軽い表現で死をばかにしてながら、お前なんて怖くないんだぞと強がって。
でも、偽善を装って心が弱っている人達を死に導いたことの罪はとても重いです。
今でも、なおこの本での犠牲者は出ています。
本からネットになったかもしれませんが、同じ事です。
学生運動やオウム真理教が人殺しをしているにも関わらずに自分達を正義の側にいると思っているように、鶴見氏にとってはこの本は正義なのかもしれません。
しかし、大義のために大勢の人を非情に虐殺しておいたのに、みんな自分の命が惜しいという感情は持っていることこそが、命の重さではないでしょうか?
私は、死刑は反対です。
社会のルールを守らないやつは殺してしまおうと言うのでは、何も解決しない。
生きて命の重さを実感出来るようになればいいと思うのですが、考え方が甘いでしょうか?
長く日記のようになってしまって、すいません。
精神障害があって、うまくまとめられなかったのですが、書く事で気持ちが落ち着きました。
私も何とか生きれるように頑張っていこうと思います。
鶴見氏に関し、精神障害云々と書いたのは少し失礼してしまったかと思います。
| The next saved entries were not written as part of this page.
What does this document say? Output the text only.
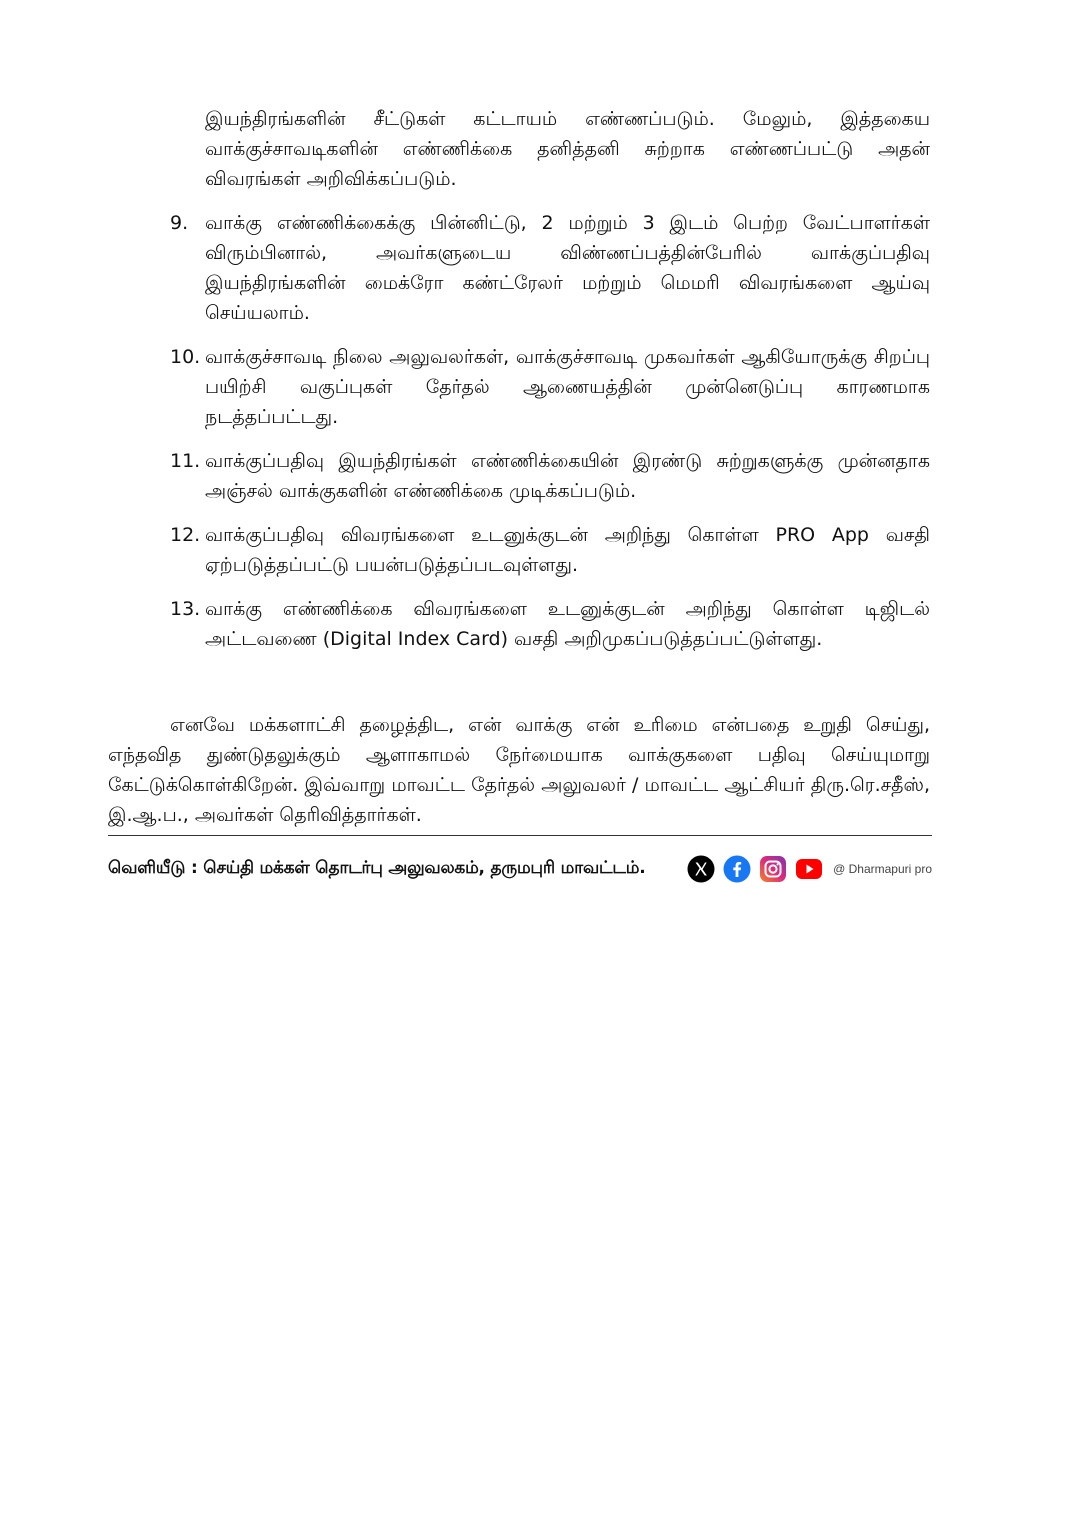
இயந்திரங்களின் சீட்டுகள் கட்டாயம் எண்ணப்படும். மேலும், இத்தகைய வாக்குச்சாவடிகளின் எண்ணிக்கை தனித்தனி சுற்றாக எண்ணப்பட்டு அதன் விவரங்கள் அறிவிக்கப்படும்.
9. வாக்கு எண்ணிக்கைக்கு பின்னிட்டு, 2 மற்றும் 3 இடம் பெற்ற வேட்பாளர்கள் விரும்பினால், அவர்களுடைய விண்ணப்பத்தின்பேரில் வாக்குப்பதிவு இயந்திரங்களின் மைக்ரோ கண்ட்ரேலர் மற்றும் மெமரி விவரங்களை ஆய்வு செய்யலாம்.
10. வாக்குச்சாவடி நிலை அலுவலர்கள், வாக்குச்சாவடி முகவர்கள் ஆகியோருக்கு சிறப்பு பயிற்சி வகுப்புகள் தேர்தல் ஆணையத்தின் முன்னெடுப்பு காரணமாக நடத்தப்பட்டது.
11. வாக்குப்பதிவு இயந்திரங்கள் எண்ணிக்கையின் இரண்டு சுற்றுகளுக்கு முன்னதாக அஞ்சல் வாக்குகளின் எண்ணிக்கை முடிக்கப்படும்.
12. வாக்குப்பதிவு விவரங்களை உடனுக்குடன் அறிந்து கொள்ள PRO App வசதி ஏற்படுத்தப்பட்டு பயன்படுத்தப்படவுள்ளது.
13. வாக்கு எண்ணிக்கை விவரங்களை உடனுக்குடன் அறிந்து கொள்ள டிஜிடல் அட்டவணை (Digital Index Card) வசதி அறிமுகப்படுத்தப்பட்டுள்ளது.
எனவே மக்களாட்சி தழைத்திட, என் வாக்கு என் உரிமை என்பதை உறுதி செய்து, எந்தவித துண்டுதலுக்கும் ஆளாகாமல் நேர்மையாக வாக்குகளை பதிவு செய்யுமாறு கேட்டுக்கொள்கிறேன். இவ்வாறு மாவட்ட தேர்தல் அலுவலர் / மாவட்ட ஆட்சியர் திரு.ரெ.சதீஸ், இ.ஆ.ப., அவர்கள் தெரிவித்தார்கள்.
வெளியீடு : செய்தி மக்கள் தொடர்பு அலுவலகம், தருமபுரி மாவட்டம்.	@ Dharmapuri pro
ご不快にさせてしまったらすみませんでした。自殺が簡単にできるものではないというのもまったくそのとおりです。手段の簡単さと、事態の重大さは全く別です。その点で、鶴見氏は何と軽々しく書いていることか。
彼のその後は全く知りませんが、いまだ書いてられるようなことを言っているとすれば、心の深いところで病気の人物なのだと思います。
彼が当時「自殺」をダシにして自己顕示を行っていたのは間違いないと思います。そして明らかにニヒリズムをクールでかっこいいものと書いています。それが彼にとっての「真実」というわけですが、そのために多くの人が死んでいるという、その点がまさに罪なのだと思います。そんなニヒリズムは前前世紀の科学に基づく世界観にすぎないとわかれば、決してかっこいいものではないどころかあまりにも古くさいのですが、彼はそのことに全く気づいていません。
いただいたコメントについては、後日時間のある際に書いてみたいと思います。今後ともよろしくお願いいたします。